People and their relatives reported some dissatisfaction with the timing of their calls, the duration of their call and communication from the office when care staff were running late. We discussed this with the provider who told us care was contracted to be delivered within a two hour window. However, from the feedback we received people were not always aware of these arrangements and said the service was not meeting their expectations. We have made a recommendation about this.
At our last inspection in July 2017, we found the provider had failed to provide appropriate supervision and training to enable staff to carry out their duties effectively. At this inspection we found a system was in use to check staff competencies through observed supervision. This system enabled senior staff to confirm people were cared for effectively.
People’s needs were assessed and these included information about people’s cultural and spiritual needs. Staff demonstrated an awareness of people’s diverse needs and a respect for people’s chosen lifestyles.

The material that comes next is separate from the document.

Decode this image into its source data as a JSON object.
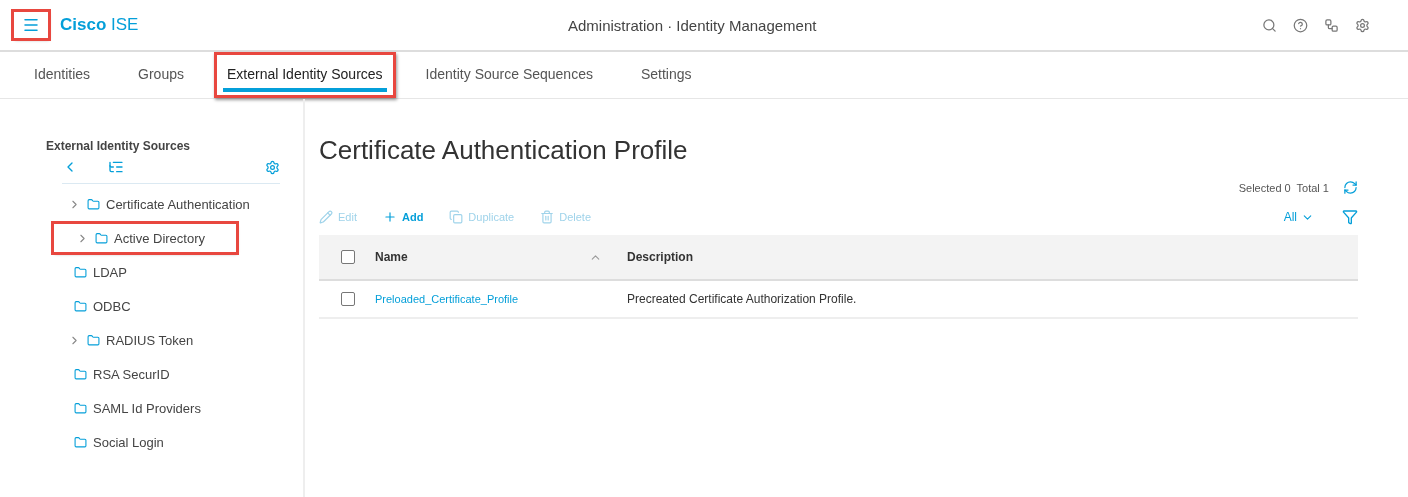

People’s dietary needs were assessed and people told us they were supported with these appropriately.
People were supported to access healthcare services as required. However, where there was a delay in the response from a healthcare service, this was not always robustly followed up to protect people from deterioration in their condition. The provider has assured us future delays will be reported to the local authority safeguarding team to protect people from this risk.
People and their relatives told us staff were kind and caring and their privacy and dignity were respected by staff.
Staff we spoke with knew about the interests of the people they supported and some people told us they were cared for by familiar staff who showed an interest in their lives and wellbeing. The provider checked staff were delivering kind and compassionate care through competency based supervisions, although not all of these were up to date.
At our last inspection in July 2017, we found the provider had failed to operate an effective and accessible system for dealing with people’s complaints. At this inspection, we found improvements had been made. However, records to evidence the outcomes and actions taken in response to complaints were not always fully completed to show the complaints system was operated effectively for people.
People told us the care they received met their needs, even when they expressed dissatisfaction with the timing and duration of their care calls. People’s care plans were not always up to date and this was being acted on by the manager to ensure care plan guidance for staff was accurate.
Peoples needs in relation to the protected characteristics under the Equalities Act 2010, were taken into account in the planning of their care. People’s communication needs were assessed and staff demonstrated an understanding of how to meet these.
At our last inspection in July 2017, we found the provider had failed to notify the Commission without delay of any abuse or allegation of abuse in relation to a person. At this inspection we found the provider had failed to notify us of one allegation of abuse. The provider had notified the
local authority and the appropriate action had been taken in response to this concern. We have
made a recommendation about this.
At our last inspection in July 2017, we found the provider had failed to display their current rating on their website. At this inspection we found there was a link on the provider’s website to the most recent report.
Staff spoke positively about changes in the service since our previous inspection. This included the appointment of a new manager, improved communication between managers and staff and an improved team culture.
We found four breaches of the Health and Social Care Act 2008 (Regulated Activities) Regulations 2014. You can see what action we told the provider to take at the back of the full version of the report. Full information about CQC’s regulatory response to the more serious concerns found during inspections is added to reports after any representations and appeals have been concluded.